I presented a paper on the ways we measure visual thresholds in children, which was incorporated into a symposium titled ‘Visual perception research for use in the vision clinic’. The paper was based on data that I collected during my PhD, but had not previously had the time to analyse properly. The conference provided me with a firm deadline for analysing the data, during which time I developed a collaboration with Dr Pete Jones and Dr Tessa Dekker. As part of this, I learnt how to perform Monte Carlo simulations to assess the effects of attentional lapses on the thresholds of a simulated observer.
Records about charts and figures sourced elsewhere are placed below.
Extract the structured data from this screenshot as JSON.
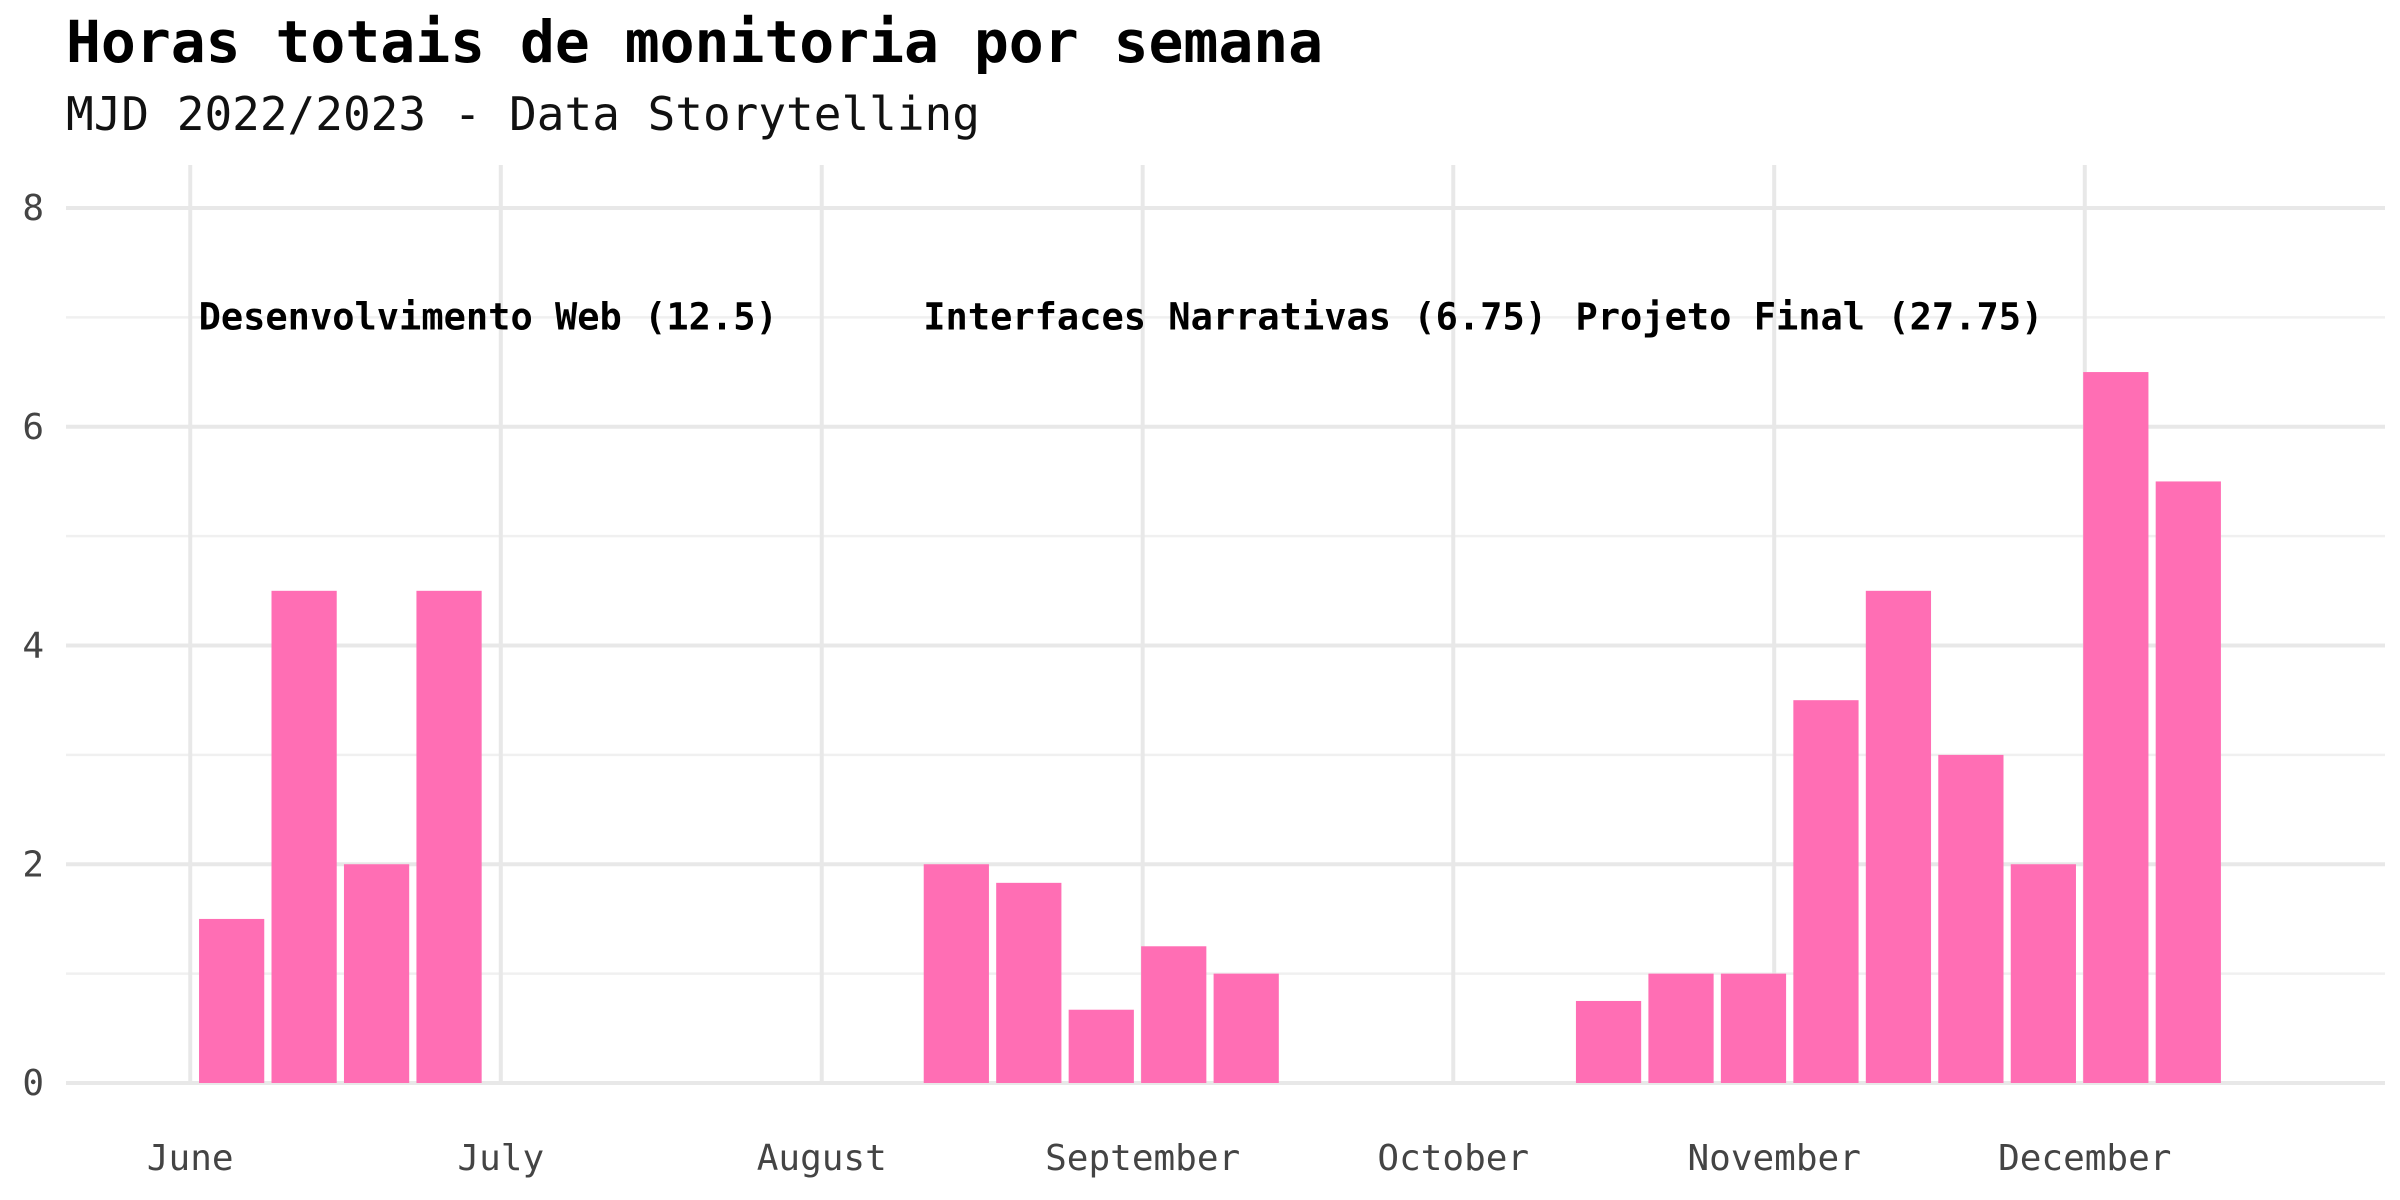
{
  "chart_data": {
    "type": "bar",
    "title": "Horas totais de monitoria por semana",
    "subtitle": "MJD 2022/2023 - Data Storytelling",
    "xlabel": "",
    "ylabel": "",
    "ylim": [
      0,
      8
    ],
    "y_ticks": [
      0,
      2,
      4,
      6,
      8
    ],
    "grid": true,
    "bar_color": "#ff6eb4",
    "x_ticks": [
      {
        "label": "June",
        "date": "2022-06-01"
      },
      {
        "label": "July",
        "date": "2022-07-01"
      },
      {
        "label": "August",
        "date": "2022-08-01"
      },
      {
        "label": "September",
        "date": "2022-09-01"
      },
      {
        "label": "October",
        "date": "2022-10-01"
      },
      {
        "label": "November",
        "date": "2022-11-01"
      },
      {
        "label": "December",
        "date": "2022-12-01"
      }
    ],
    "x_range": [
      "2022-05-20",
      "2022-12-30"
    ],
    "series": [
      {
        "x": [
          "2022-06-05",
          "2022-06-12",
          "2022-06-19",
          "2022-06-26",
          "2022-08-14",
          "2022-08-21",
          "2022-08-28",
          "2022-09-04",
          "2022-09-11",
          "2022-10-16",
          "2022-10-23",
          "2022-10-30",
          "2022-11-06",
          "2022-11-13",
          "2022-11-20",
          "2022-11-27",
          "2022-12-04",
          "2022-12-11"
        ],
        "values": [
          1.5,
          4.5,
          2,
          4.5,
          2,
          1.83,
          0.67,
          1.25,
          1,
          0.75,
          1,
          1,
          3.5,
          4.5,
          3,
          2,
          6.5,
          5.5
        ]
      }
    ],
    "annotations": [
      {
        "text": "Desenvolvimento Web (12.5)",
        "x": "2022-06-02",
        "y": 7
      },
      {
        "text": "Interfaces Narrativas (6.75)",
        "x": "2022-08-11",
        "y": 7
      },
      {
        "text": "Projeto Final (27.75)",
        "x": "2022-10-13",
        "y": 7
      }
    ]
  }
}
Participation in the symposium was a valuable experience, as I presented alongside a range of speakers who I had not met previously, but with whom I shared common research interests. The symposium also encouraged me to think more broadly about the clinical implications of my research. For example, my research suggests that clinical tests of visual abilities that employ adaptive staircases may underestimate the patient’s sensitivity when they are inattentive. My talk was well-received, and sparked many discussions with others interested in the measurement of thresholds in children. These discussions suggested some extensions of my work – such as extra simulations to run in order to probe the effect of attentional lapses on different threshold estimation techniques.
My research spans both visual perception and autism fields, and so I attended a range of interesting oral presentations and poster sessions, including those covering visual perception in typical and atypical development. I find it particularly useful to attend vision-specific conferences, because they keep me up-to-date with the most cutting-edge paradigms, which have the potential to be applied to autistic populations.
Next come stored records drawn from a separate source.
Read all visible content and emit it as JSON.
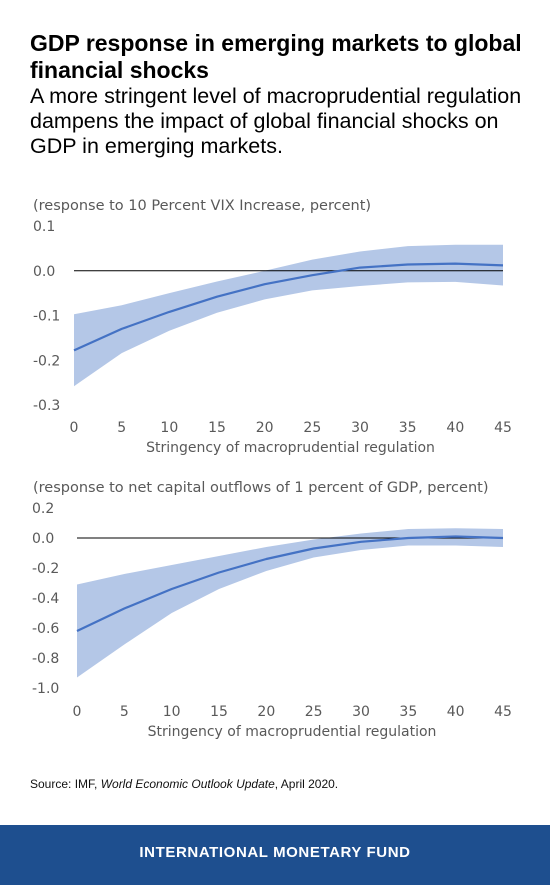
{
  "header": {
    "title": "GDP response in emerging markets to global financial shocks",
    "subtitle": "A more stringent level of macroprudential regulation dampens the impact of global financial shocks on GDP in emerging markets."
  },
  "source": {
    "prefix": "Source: IMF, ",
    "publication": "World Economic Outlook Update",
    "suffix": ", April 2020."
  },
  "footer": {
    "label": "INTERNATIONAL MONETARY FUND"
  },
  "colors": {
    "line": "#4472c4",
    "band": "#b4c7e7",
    "footer": "#1e4f8f",
    "axis_text": "#595959"
  },
  "chart_data": [
    {
      "type": "area",
      "title": "(response to 10 Percent VIX Increase, percent)",
      "xlabel": "Stringency of macroprudential regulation",
      "ylabel": "",
      "xlim": [
        0,
        45
      ],
      "ylim": [
        -0.3,
        0.1
      ],
      "xticks": [
        0,
        5,
        10,
        15,
        20,
        25,
        30,
        35,
        40,
        45
      ],
      "yticks": [
        0.1,
        0.0,
        -0.1,
        -0.2,
        -0.3
      ],
      "ytick_labels": [
        "0.1",
        "0.0",
        "-0.1",
        "-0.2",
        "-0.3"
      ],
      "zero_line": true,
      "grid": false,
      "x": [
        0,
        5,
        10,
        15,
        20,
        25,
        30,
        35,
        40,
        45
      ],
      "series": [
        {
          "values": [
            -0.178,
            -0.13,
            -0.092,
            -0.058,
            -0.03,
            -0.01,
            0.007,
            0.014,
            0.016,
            0.012
          ]
        },
        {
          "values": [
            -0.097,
            -0.077,
            -0.05,
            -0.024,
            0.0,
            0.025,
            0.043,
            0.055,
            0.058,
            0.058
          ]
        },
        {
          "values": [
            -0.258,
            -0.184,
            -0.134,
            -0.094,
            -0.064,
            -0.044,
            -0.034,
            -0.026,
            -0.025,
            -0.033
          ]
        }
      ]
    },
    {
      "type": "area",
      "title": "(response to net capital outflows of 1 percent of GDP, percent)",
      "xlabel": "Stringency of macroprudential regulation",
      "ylabel": "",
      "xlim": [
        0,
        45
      ],
      "ylim": [
        -1.0,
        0.2
      ],
      "xticks": [
        0,
        5,
        10,
        15,
        20,
        25,
        30,
        35,
        40,
        45
      ],
      "yticks": [
        0.2,
        0.0,
        -0.2,
        -0.4,
        -0.6,
        -0.8,
        -1.0
      ],
      "ytick_labels": [
        "0.2",
        "0.0",
        "-0.2",
        "-0.4",
        "-0.6",
        "-0.8",
        "-1.0"
      ],
      "zero_line": true,
      "grid": false,
      "x": [
        0,
        5,
        10,
        15,
        20,
        25,
        30,
        35,
        40,
        45
      ],
      "series": [
        {
          "values": [
            -0.62,
            -0.47,
            -0.34,
            -0.23,
            -0.14,
            -0.07,
            -0.025,
            0.0,
            0.01,
            0.0
          ]
        },
        {
          "values": [
            -0.31,
            -0.24,
            -0.18,
            -0.12,
            -0.06,
            -0.01,
            0.03,
            0.06,
            0.065,
            0.06
          ]
        },
        {
          "values": [
            -0.93,
            -0.71,
            -0.5,
            -0.34,
            -0.22,
            -0.13,
            -0.08,
            -0.05,
            -0.05,
            -0.06
          ]
        }
      ]
    }
  ]
}
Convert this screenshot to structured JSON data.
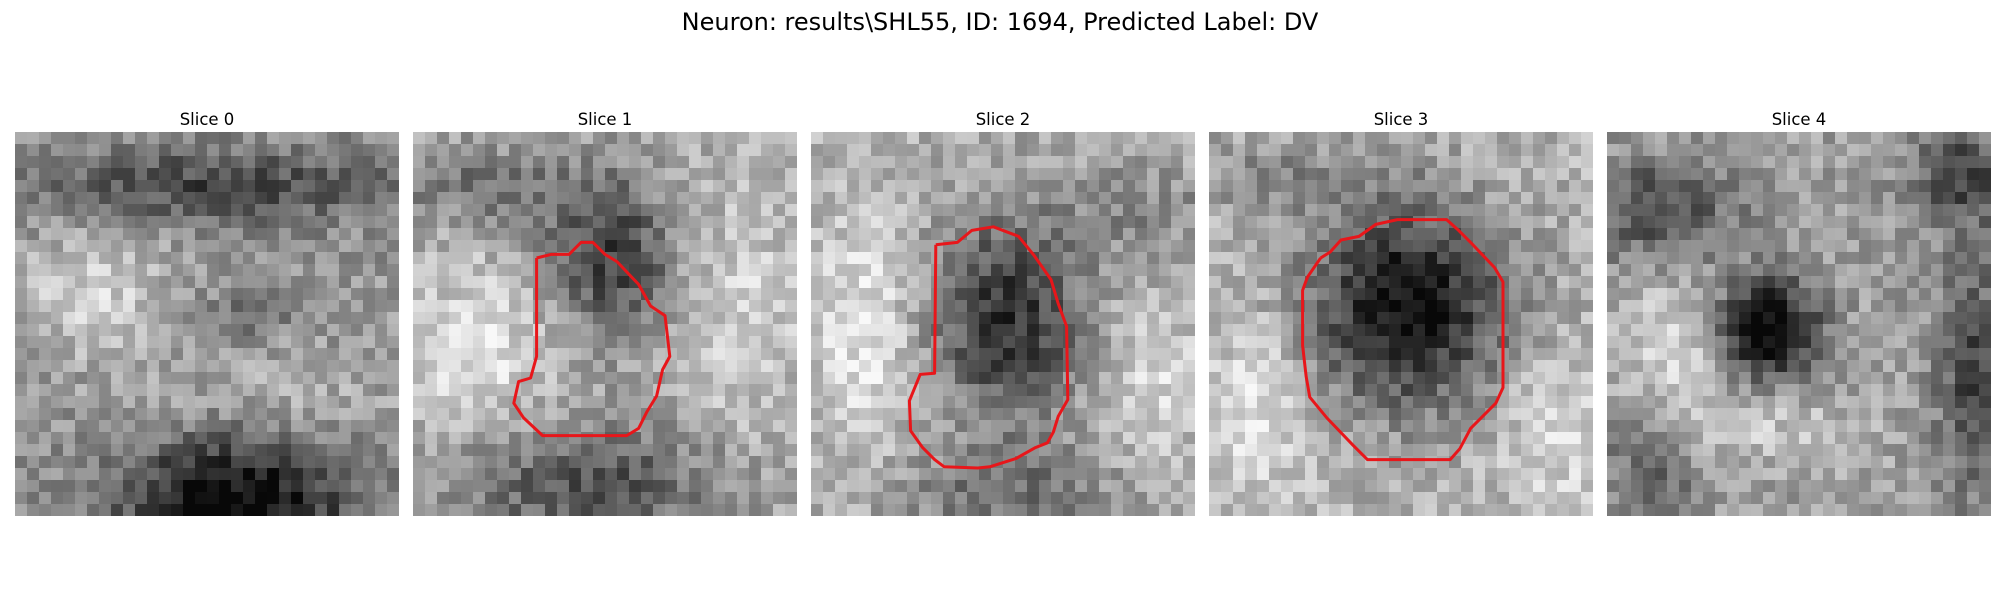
{
  "figure": {
    "title": "Neuron: results\\SHL55, ID: 1694, Predicted Label: DV"
  },
  "colors": {
    "background": "#ffffff",
    "contour": "#e8161a",
    "colormap": "gray"
  },
  "panels": [
    {
      "title": "Slice 0",
      "contour_shown": false
    },
    {
      "title": "Slice 1",
      "contour_shown": true
    },
    {
      "title": "Slice 2",
      "contour_shown": true
    },
    {
      "title": "Slice 3",
      "contour_shown": true
    },
    {
      "title": "Slice 4",
      "contour_shown": false
    }
  ]
}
Another benefit of attending the conference was to attend a pre-conference workshop, ‘Introduction to PsychoPy’. This interactive course demonstrated how easy it is to build experiments with little programming knowledge, which will be useful when teaching experimental design to students, and when asking students to design their own projects.
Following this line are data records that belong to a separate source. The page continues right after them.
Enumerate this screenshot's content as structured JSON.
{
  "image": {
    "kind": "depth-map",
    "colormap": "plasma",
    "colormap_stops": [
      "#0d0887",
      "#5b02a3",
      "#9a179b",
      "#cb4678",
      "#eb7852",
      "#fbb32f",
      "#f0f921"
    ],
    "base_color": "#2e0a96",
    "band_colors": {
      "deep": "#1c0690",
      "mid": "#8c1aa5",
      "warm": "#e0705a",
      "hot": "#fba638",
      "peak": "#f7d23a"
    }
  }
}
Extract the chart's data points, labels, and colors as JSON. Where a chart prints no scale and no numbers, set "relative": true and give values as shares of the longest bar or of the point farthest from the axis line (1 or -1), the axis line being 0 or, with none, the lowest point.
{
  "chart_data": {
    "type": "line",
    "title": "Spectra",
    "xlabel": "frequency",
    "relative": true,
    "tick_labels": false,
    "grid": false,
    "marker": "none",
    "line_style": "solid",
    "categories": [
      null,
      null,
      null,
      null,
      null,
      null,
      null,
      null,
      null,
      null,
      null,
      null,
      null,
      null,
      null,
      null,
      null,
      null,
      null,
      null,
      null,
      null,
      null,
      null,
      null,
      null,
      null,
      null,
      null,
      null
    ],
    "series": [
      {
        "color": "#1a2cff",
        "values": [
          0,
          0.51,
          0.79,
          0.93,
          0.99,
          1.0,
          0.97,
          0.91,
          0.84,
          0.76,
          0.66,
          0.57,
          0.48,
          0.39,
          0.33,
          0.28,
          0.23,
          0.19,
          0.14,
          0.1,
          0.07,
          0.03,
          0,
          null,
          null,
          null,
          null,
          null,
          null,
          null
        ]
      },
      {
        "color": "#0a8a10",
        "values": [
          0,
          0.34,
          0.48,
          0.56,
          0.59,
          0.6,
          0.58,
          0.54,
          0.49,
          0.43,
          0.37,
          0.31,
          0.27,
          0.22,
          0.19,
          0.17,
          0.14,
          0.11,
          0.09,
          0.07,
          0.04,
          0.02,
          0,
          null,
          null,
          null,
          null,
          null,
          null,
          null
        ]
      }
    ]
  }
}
I used the conference both to meet up with researchers who I have already met, and to form new connections. In sum, the conference was highly beneficial to my research. Presenting at the conference motivated me to analyse data collected a few years back, and has left me in a good position to prepare the results for publication. As it was the first time I had presented the research, the conference provided a useful way to gauge the interest of other researchers. I have also formed new contacts with people who are interested in this research area, who could provide further advice on my research. As a relatively new post-doc, attendance at the conference also gave me more confidence in presenting my research, and provided important networking opportunities. I am therefore grateful to the AVA and Cambridge Research Systems for helping me attend this conference.